3 Zie bijvoorbeeld R.C.L. Bakker en R. van Dam, Marktwerking en verplichtstelling in de pensioensector, VK-studies, nr 4.
4 P.M.A. Eichholtz en C.G. Koedijk, De prestaties van pensioenverzekeraars , ESB, 17 april 1996, blz. 336-340.
5 Deze kritiek is ook verwoord in de reacties van onder andere Euverman en Oor en Jeurissen op het onderzoek van Eichholtz en
Koedijk in de ESB, 15 mei 1996. In een uitgebreidere versie van dit artikel wordt uitvoerig ingegaan op deze kritiek en een aantal
berekeningen gepresenteerd. Deze versie kan worden aangevraagd bij de auteurs.
6 De gegevens zijn beschikbaar gesteld door de Verzekeringskamer en kunnen voor een belangrijk deel worden teruggevonden in de
publicaties Financiële gegevens pensioenfondsen en Financiële gegevens levensverzekeraars.
7 Het verschil tussen 4% en 5% wordt verklaard door het totaalbedrag aan afkopen al dan niet mee te nemen in het brutouitkeringsbedrag.
8 De eindwaarde van de beleggingen van pensioenfondsen zou dan – t.o.v. de verzekeraars – verlaagd moeten worden met 6*0,5*0,25 =
0,75%, waarbij 6 als duration is genomen van een gemiddelde obligatieportefeuille.
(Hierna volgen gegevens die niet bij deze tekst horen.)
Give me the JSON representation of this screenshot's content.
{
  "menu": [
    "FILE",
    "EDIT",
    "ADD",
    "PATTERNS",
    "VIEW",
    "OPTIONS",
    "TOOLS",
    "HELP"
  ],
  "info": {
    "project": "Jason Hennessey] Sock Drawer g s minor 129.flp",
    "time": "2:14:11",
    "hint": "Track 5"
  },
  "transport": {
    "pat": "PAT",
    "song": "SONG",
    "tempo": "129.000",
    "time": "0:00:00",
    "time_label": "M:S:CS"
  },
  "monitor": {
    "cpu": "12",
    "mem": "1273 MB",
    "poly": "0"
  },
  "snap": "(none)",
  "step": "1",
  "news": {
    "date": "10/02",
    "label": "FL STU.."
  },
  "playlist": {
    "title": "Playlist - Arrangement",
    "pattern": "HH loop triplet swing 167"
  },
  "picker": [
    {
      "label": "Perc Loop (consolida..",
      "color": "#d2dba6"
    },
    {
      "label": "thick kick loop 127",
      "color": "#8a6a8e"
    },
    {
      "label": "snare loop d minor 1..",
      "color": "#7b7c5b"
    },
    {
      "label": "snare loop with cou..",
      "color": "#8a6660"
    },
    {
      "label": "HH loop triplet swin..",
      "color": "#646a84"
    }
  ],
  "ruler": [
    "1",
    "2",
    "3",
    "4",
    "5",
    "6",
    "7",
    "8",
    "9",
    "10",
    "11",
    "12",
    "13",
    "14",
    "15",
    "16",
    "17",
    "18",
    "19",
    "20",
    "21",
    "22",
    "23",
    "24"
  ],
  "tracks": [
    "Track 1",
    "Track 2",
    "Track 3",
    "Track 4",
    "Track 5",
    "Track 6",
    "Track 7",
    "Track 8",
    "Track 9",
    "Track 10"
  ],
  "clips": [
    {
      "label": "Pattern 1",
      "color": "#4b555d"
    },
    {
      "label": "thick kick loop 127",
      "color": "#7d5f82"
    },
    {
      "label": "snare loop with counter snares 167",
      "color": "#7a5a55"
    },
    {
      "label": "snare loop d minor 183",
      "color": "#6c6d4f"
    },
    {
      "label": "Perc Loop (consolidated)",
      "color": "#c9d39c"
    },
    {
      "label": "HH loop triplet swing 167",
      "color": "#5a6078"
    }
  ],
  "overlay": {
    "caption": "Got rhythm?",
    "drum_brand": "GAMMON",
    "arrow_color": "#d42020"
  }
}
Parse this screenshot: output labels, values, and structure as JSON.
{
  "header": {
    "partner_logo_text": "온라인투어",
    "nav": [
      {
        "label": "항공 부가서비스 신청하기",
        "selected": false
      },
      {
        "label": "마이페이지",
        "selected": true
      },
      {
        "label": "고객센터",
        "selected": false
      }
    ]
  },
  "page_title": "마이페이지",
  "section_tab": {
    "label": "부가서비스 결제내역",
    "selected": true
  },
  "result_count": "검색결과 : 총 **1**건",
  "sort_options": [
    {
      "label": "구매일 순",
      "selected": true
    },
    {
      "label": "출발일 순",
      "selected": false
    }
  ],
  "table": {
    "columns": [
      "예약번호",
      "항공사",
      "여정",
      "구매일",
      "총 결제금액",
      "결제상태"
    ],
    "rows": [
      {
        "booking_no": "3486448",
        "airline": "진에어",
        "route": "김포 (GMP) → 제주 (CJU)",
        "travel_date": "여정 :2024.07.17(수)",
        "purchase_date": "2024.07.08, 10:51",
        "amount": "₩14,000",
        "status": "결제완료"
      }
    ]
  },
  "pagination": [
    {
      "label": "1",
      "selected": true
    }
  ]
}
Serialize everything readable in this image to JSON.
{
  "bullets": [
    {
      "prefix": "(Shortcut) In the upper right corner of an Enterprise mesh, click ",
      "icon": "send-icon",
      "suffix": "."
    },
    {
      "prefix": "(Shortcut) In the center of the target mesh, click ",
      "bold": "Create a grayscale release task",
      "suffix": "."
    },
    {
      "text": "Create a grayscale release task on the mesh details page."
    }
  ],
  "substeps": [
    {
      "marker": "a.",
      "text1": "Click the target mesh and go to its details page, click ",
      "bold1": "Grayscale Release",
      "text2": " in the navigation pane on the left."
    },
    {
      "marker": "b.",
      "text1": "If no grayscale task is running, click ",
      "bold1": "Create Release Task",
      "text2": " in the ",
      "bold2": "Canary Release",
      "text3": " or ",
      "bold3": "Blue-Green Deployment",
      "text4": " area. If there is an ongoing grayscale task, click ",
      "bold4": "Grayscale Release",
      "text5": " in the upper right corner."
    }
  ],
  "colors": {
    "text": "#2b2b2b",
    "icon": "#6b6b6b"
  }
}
Dit verlaagt de gemiddelde jaarlijkse opbrengst over

de onderzoeksperiode met ongeveer 0,1%. Tot ongeveer eenzelfde resultaat komen wij wanneer totale rendementscijfers van
staatsleningen worden vergeleken met het couponrendement. Gemiddeld over de onderzoeksperiode ligt het totale rendement 0,5% -punt
hoger, waardoor het rendement van de pensioenfondsportefeuille op jaarbasis 0,125% hoger ligt.